St. Clair Shores, Michigan
Diagnosed with osteoarthritis at age 39
"Osteoarthritis runs in my family—my sister, grandmother and aunts have it—yet I never thought it could be the reason my knees hurt, especially since I wasn't even 40 yet. Even after a rheumatologist diagnosed me, I was in denial and hesitant about taking lots of strong medications. But often I was in so much pain that I couldn't even help out in my 10-year-old daughter's classroom. Finally I agreed to let my doctor inject lubricating fluid into my knees. I have this done every six months, and it no longer hurts to climb up and down stairs or to stand for long periods of time or to play hopscotch with my daughter."

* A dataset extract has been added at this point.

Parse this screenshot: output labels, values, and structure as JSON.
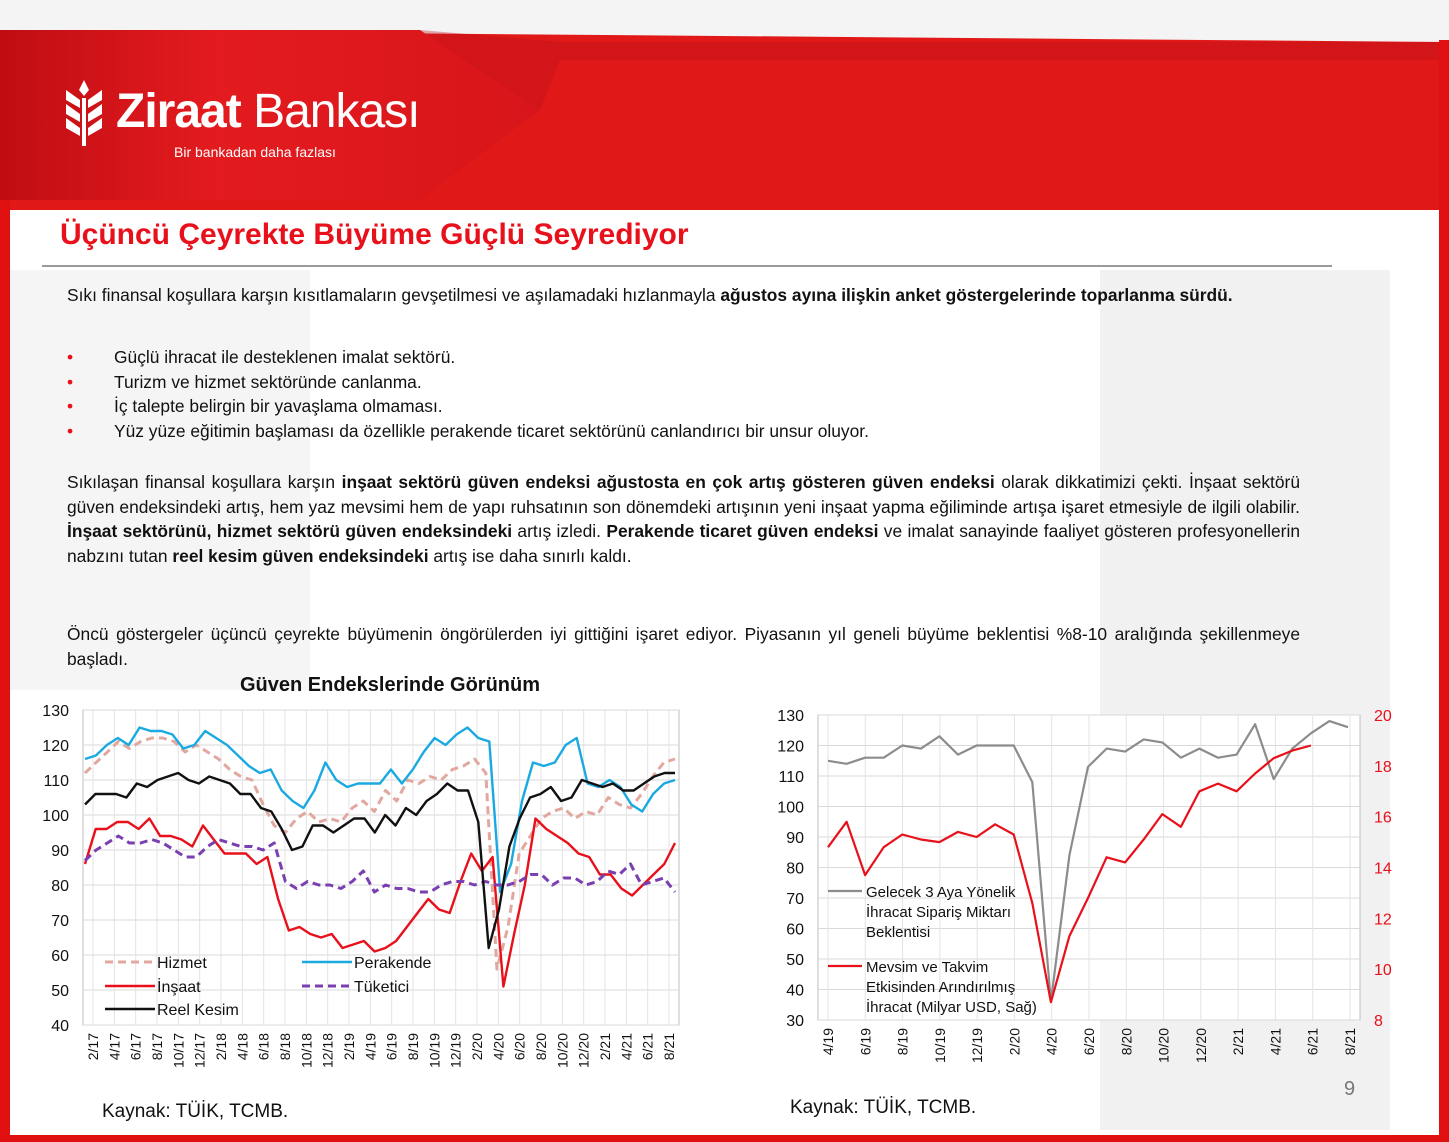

Diagnosed with juvenile rheumatoid arthritis at age 8
"When I was a child my parents noticed I'd limp after playing all day. I saw many different doctors, but arthritis was never mentioned. That's not surprising: While 50,000 children in the U.S. today know they have juvenile rheumatoid arthritis, many kids go undiagnosed—and the disorder was even less recognized 30 years ago. I finally learned that I had arthritis at age 8, and even then I wasn't given the best guidance about what I should do to protect my joints. For instance, I was told to rest and now we know it's best to stay active. When I park in a handicap spot and my kids, who are 14 and 9, hop out people sometimes give us strange looks. They don't know that I had my hip replaced at age 33 or that I get steroids injected into my shoulder so I can keep moving."